Do the health benefits of cannabis outweigh the concerns when it comes to vaping?
Khoury: “Unfortunately, there is simply a lack of extensive research and thorough peer review regarding vaping cannabis oil. At this point, there is no way to discern what is a ‘good’ or ‘safe’ amount of consumption with vaping. The onus of responsibility is on each of us. Educate yourself. Ask questions. Do your research. Reach out to qualified medical practitioners. Gain an understanding of the health risks and benefits that may arise from vaping cannabis oil.
Luckily, international research groups from legalized countries are on it. They have made great progress in examining the potential therapeutic value in cannabis and its constituents. So, more information is becoming available by the day.”
Is there any cause for concern for those who vape regularly?
Khoury: “Due to prohibitive federal policies, the lack of available data simply doesn’t support health claims when it comes to vaping cannabis oil. The jury is still out when it comes to whether vaping is safe or harmful to any degree.

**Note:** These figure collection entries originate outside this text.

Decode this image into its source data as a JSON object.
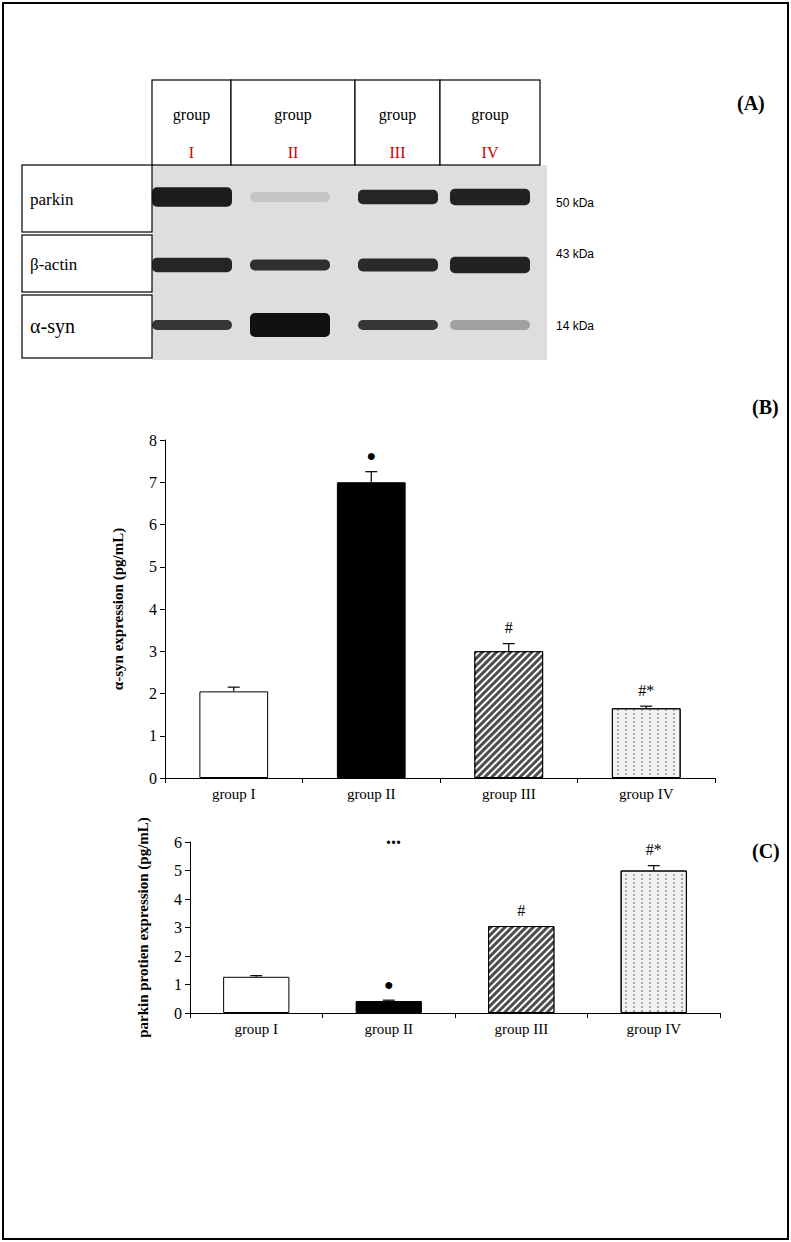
{
  "blot": {
    "panel": "(A)",
    "header": "group",
    "groups": [
      "I",
      "II",
      "III",
      "IV"
    ],
    "rows": [
      {
        "label": "parkin",
        "size": "50 kDa",
        "bands": [
          0.95,
          0.12,
          0.9,
          0.92
        ]
      },
      {
        "label": "β-actin",
        "size": "43 kDa",
        "bands": [
          0.9,
          0.86,
          0.88,
          0.92
        ]
      },
      {
        "label": "α-syn",
        "size": "14 kDa",
        "bands": [
          0.82,
          1.0,
          0.82,
          0.3
        ]
      }
    ]
  },
  "chart_data": [
    {
      "type": "bar",
      "panel": "(B)",
      "y_label": "α-syn expression (pg/mL)",
      "categories": [
        "group I",
        "group II",
        "group III",
        "group IV"
      ],
      "values": [
        2.05,
        7.0,
        3.0,
        1.65
      ],
      "error": [
        0.1,
        0.25,
        0.18,
        0.05
      ],
      "significance": [
        null,
        "●",
        "#",
        "#*"
      ],
      "colors": [
        "#ffffff",
        "#000000",
        "#4d4d4d",
        "#f2f2f2"
      ],
      "ylim": [
        0,
        8
      ],
      "yticks": [
        0,
        1,
        2,
        3,
        4,
        5,
        6,
        7,
        8
      ],
      "grid": false
    },
    {
      "type": "bar",
      "panel": "(C)",
      "annotation": "...",
      "y_label": "parkin protien expression (pg/mL)",
      "categories": [
        "group I",
        "group II",
        "group III",
        "group IV"
      ],
      "values": [
        1.27,
        0.42,
        3.05,
        5.0
      ],
      "error": [
        0.04,
        0.03,
        0,
        0.17
      ],
      "significance": [
        null,
        "●",
        "#",
        "#*"
      ],
      "colors": [
        "#ffffff",
        "#000000",
        "#4d4d4d",
        "#f2f2f2"
      ],
      "ylim": [
        0,
        6
      ],
      "yticks": [
        0,
        1,
        2,
        3,
        4,
        5,
        6
      ],
      "grid": false
    }
  ]
}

Over the last several years, multiple U.S. states have created legal pathways for innovative cannabis product development. That’s great. The industry is making steady progress. However, growth and product development have outpaced research. Medical and toxicological science will catch up. It’s just a matter of time.”
“Hang in there!” Khoury added. “The legal cannabis industry, as a whole, is still in its early stages. Many things have yet to be determined. Again, do your research. Don’t be afraid to ask questions. It’s your health and your body. As research progresses, so will your access to the information you need to make informed decisions about what’s best for you.”